The most important commodity in a plant is not the machinery, but rather it’s the employees. A safe and healthy work environment positively influences employee morale, health and productivity. If you invest in safety from the beginning, your company will save money in the long run. Work-related injury and illness can be costly.
OSHA reported 860,000 cases of job-related injury and illness in 2006, resulting in 5,700 deaths. These injuries can be extremely costly, not only for the injured employee, but also for the companies. OSHA estimates that businesses spend $170 billion a year on costs associated with occupational injuries and illness.
Safety doesn’t have to be complicated, confusing or costly. Here are five steps you can take to keep employees safe and costs down.
1.) Join a standards committee.
Joining a standards committee gives you first-hand knowledge of the newest regulations and legislation. Staying up-to-date gives you time to update safety measures, saving you time and money in the process.
To find out about committees, approach a standards organization and ask how to get involved. You can also search their website for available committees.
2.) Join an organization that provides trade shows and seminars.
By joining an organization that provides trade shows and seminars, you expand your knowledge base and mindshare. Trade shows and seminars are great opportunities to not only learn about new standard, but also to see new technologies available to help you meet those standards.
Networking at these events also gives you the chance to utilize colleagues as sounding boards for issues or problems you may have with safety.
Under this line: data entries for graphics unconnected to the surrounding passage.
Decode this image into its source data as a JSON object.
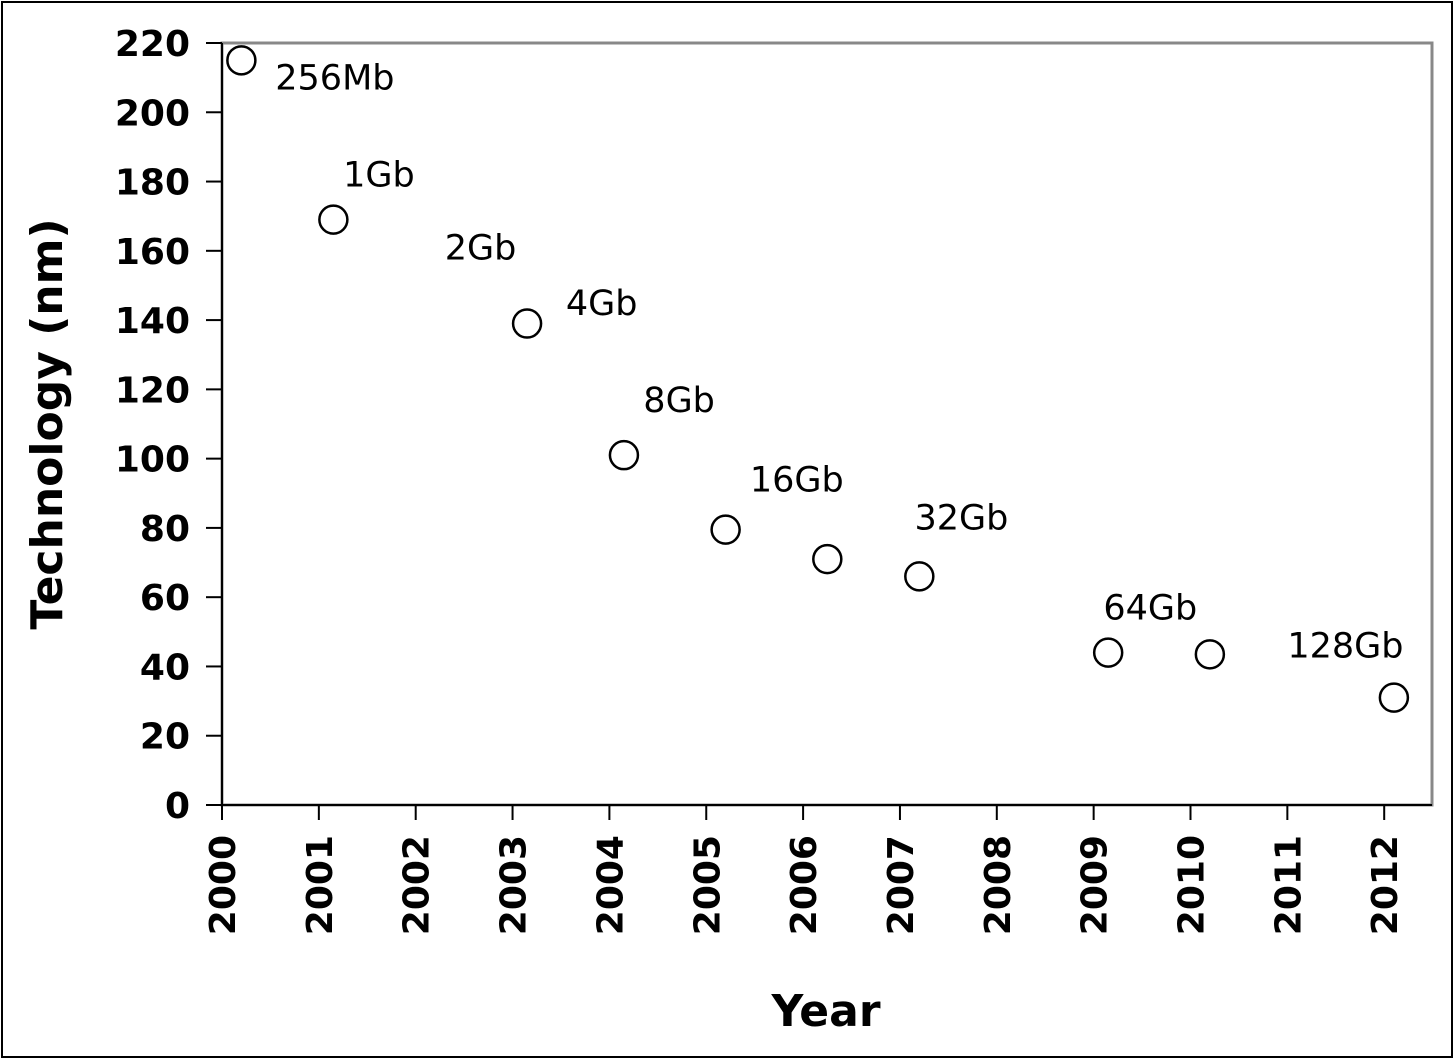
{
  "chart_data": {
    "type": "scatter",
    "title": "",
    "xlabel": "Year",
    "ylabel": "Technology (nm)",
    "xlim": [
      2000,
      2012.45
    ],
    "ylim": [
      0,
      220
    ],
    "x_ticks": [
      "2000",
      "2001",
      "2002",
      "2003",
      "2004",
      "2005",
      "2006",
      "2007",
      "2008",
      "2009",
      "2010",
      "2011",
      "2012"
    ],
    "y_ticks": [
      "0",
      "20",
      "40",
      "60",
      "80",
      "100",
      "120",
      "140",
      "160",
      "180",
      "200",
      "220"
    ],
    "grid": false,
    "legend": "none",
    "marker": "open-circle",
    "points": [
      {
        "x": 2000.2,
        "y": 215
      },
      {
        "x": 2001.15,
        "y": 169
      },
      {
        "x": 2003.15,
        "y": 139
      },
      {
        "x": 2004.15,
        "y": 101
      },
      {
        "x": 2005.2,
        "y": 79.5
      },
      {
        "x": 2006.25,
        "y": 71
      },
      {
        "x": 2007.2,
        "y": 66
      },
      {
        "x": 2009.15,
        "y": 44
      },
      {
        "x": 2010.2,
        "y": 43.5
      },
      {
        "x": 2012.1,
        "y": 31
      }
    ],
    "annotations": [
      {
        "text": "256Mb",
        "x": 2000.55,
        "y": 210
      },
      {
        "text": "1Gb",
        "x": 2001.25,
        "y": 182
      },
      {
        "text": "2Gb",
        "x": 2002.3,
        "y": 161
      },
      {
        "text": "4Gb",
        "x": 2003.55,
        "y": 145
      },
      {
        "text": "8Gb",
        "x": 2004.35,
        "y": 117
      },
      {
        "text": "16Gb",
        "x": 2005.45,
        "y": 94
      },
      {
        "text": "32Gb",
        "x": 2007.15,
        "y": 83
      },
      {
        "text": "64Gb",
        "x": 2009.1,
        "y": 57
      },
      {
        "text": "128Gb",
        "x": 2011.0,
        "y": 46
      }
    ]
  }
}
In addition to organizations in your industry, check out insurance companies that handle workers’ compensation insurance. Quite often they will have safety information, as well as employer education seminars.
3.) Create an internal safety committee.
An internal safety committee is a great way to enforce safety regulations. Schedule monthly assessments of machinery and procedures to ensure that employees are performing duties in a safe manner. Monthly assessments also give you the opportunity to be proactive in solving issues before they become emergencies. To make the most out of your safety committee, consider sending members for training and further education regarding safety standards and regulations. Between trade organizations and government entities, it should be fairly easy to find a program that suits your needs. OSHA offers training and education either through the OSHA Training Institute (OTI) or through the OSHA Outreach Training Program.
4.) Benchmark another company that has a good safety history.
By benchmarking a leader in safety, you can assess your current safety policies and measures to ensure they line up with a company that has a proven track record with safety. Benchmarking allows you to see how other companies have handled similar situations and follow their lead. To find a company to benchmark, look for companies that have been recognized by OSHA as a Star site, the highest level of performance in OSHA’s Voluntary Protection Programs.
5.) Schedule a plant and risk assessment with an outside safety company.
Companies that perform plant and risk assessments are experts in safety. They have knowledge of the newest standards and what steps need to be taken to implement the latest regulations. When a risk assessment is performed, a documented physical examination and inspection of either a single machine or an entire plant is carried out under the guidelines of applicable national and/or international standards. Safety improvement on existing machines can be prioritized and implemented based on known risks, thereby extending the working life of the machine. Early identification of hazards on new machines will save time and money by facilitating the integration of appropriate safety measures.
A typical risk assessment includes:
- Identification of applicable standards, regulations and best industry practices.
- Statement of machine limits.
- Examination of all hazards throughout the relevant machinery lifecycle phases.
- Estimation and evaluation of risk.
- Recommended approach for risk reduction.